Dalam tuntutannya, Ressa mengeklaim bahwa dirinya adalah anak biologis Denada dari hubungan di masa lalu, jauh sebelum Denada menikah dengan Jerry Aurum. Pengakuan ini tentu mengejutkan banyak pihak mengingat selama ini publik hanya mengenal Aisha Aurum sebagai anak Denada.

Melalui rilis tertulis pada Minggu (11/1/2026), Risna Ories selaku perwakilan manajemen menyatakan keprihatinannya atas isu yang berkembang. Ia menegaskan bahwa masalah ini merupakan urusan keluarga yang sangat sensitif dan bersifat pribadi.

“Kami sangat prihatin dengan isu yang berkembang di ruang publik. Ini adalah ranah keluarga, dan setiap keluarga memiliki cerita serta privasi masing-masing,” tuturnya sebagaimana diungkap suara.com, Senin (12/1/2026).

Gugatan yang terdaftar di Pengadilan Negeri Banyuwangi tersebut tidak main-main. Ressa menuntut ganti rugi materiel dan imateriel dengan total mencapai Rp7 miliar karena merasa ditelantarkan sejak tahun kelahirannya pada 2002.

Kondisi ini diakui manajemen memberikan tekanan batin yang berat bagi Denada. Sebagai seorang ibu yang selama ini dikenal berjuang keras demi anak, tudingan penelantaran ini menjadi beban moral yang cukup signifikan.

Perjuangan Denada Demi Kesembuhan Aisha Aurum

Di tengah tuduhan penelantaran tersebut, publik tentu teringat akan dedikasi luar biasa Denada dalam merawat putrinya, Aisha Aurum. Sejak tahun 2018, Denada diketahui memfokuskan seluruh hidupnya untuk pengobatan Aisha yang didiagnosis menderita leukimia pada usia 5,5 tahun.

Selama hampir enam tahun, Denada menetap di Singapura untuk mendampingi Aisha menjalani perawatan intensif di National University Hospital. Ia bahkan rela menjual berbagai aset berharganya, mulai dari rumah hingga mobil, demi menutupi biaya medis yang sangat besar.

Hebatnya, Denada melakukan semua perjuangan tersebut secara mandiri tanpa membuka donasi publik. Ia rela bekerja bolak-balik antara Indonesia dan Singapura demi mencari nafkah sekaligus tetap bisa mengurus kebutuhan sang buah hati di rumah sakit.

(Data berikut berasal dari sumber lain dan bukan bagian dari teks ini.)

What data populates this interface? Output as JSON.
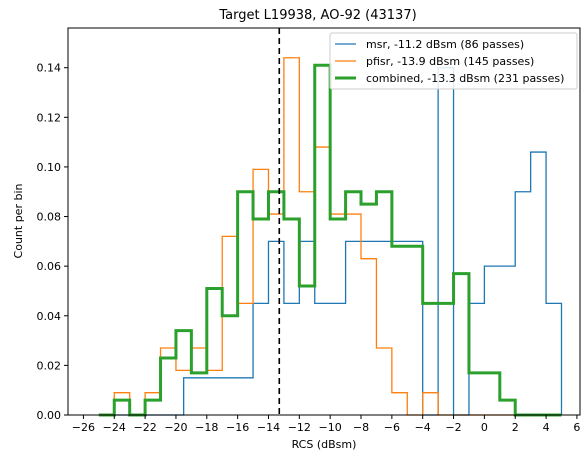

Selama masa kemoterapi yang sulit, Denada bahkan sempat membuat program "Sekolah Ibu" di rumah agar Aisha tetap mendapatkan pendidikan meskipun tidak bisa hadir di sekolah formal. Perjuangan ini membuahkan hasil manis ketika Aisha dinyatakan sembuh pada tahun 2020.

Menyikapi gugatan dari Ressa, manajemen meminta agar publik memberikan ruang bagi Denada untuk menyelesaikan perkara ini secara proporsional. Saat ini, tim kuasa hukum Denada sedang mempelajari setiap poin dalam materi gugatan tersebut secara mendalam.

Risna Ories menyatakan bahwa langkah mempelajari gugatan ini adalah bagian dari kepatuhan terhadap proses hukum yang berlaku. Mereka berkomitmen untuk menghadapi permasalahan ini secara objektif dan berharap tidak ada tekanan opini publik yang berlebihan selama proses berlangsung.

"Agar isu ini tidak berkembang terlalu jauh, kami sampaikan bahwa Denada dan tim hukum sedang mempelajari gugatan tersebut secara cermat sebagai bagian dari proses hukum yang harus dihormati,” tandasnya.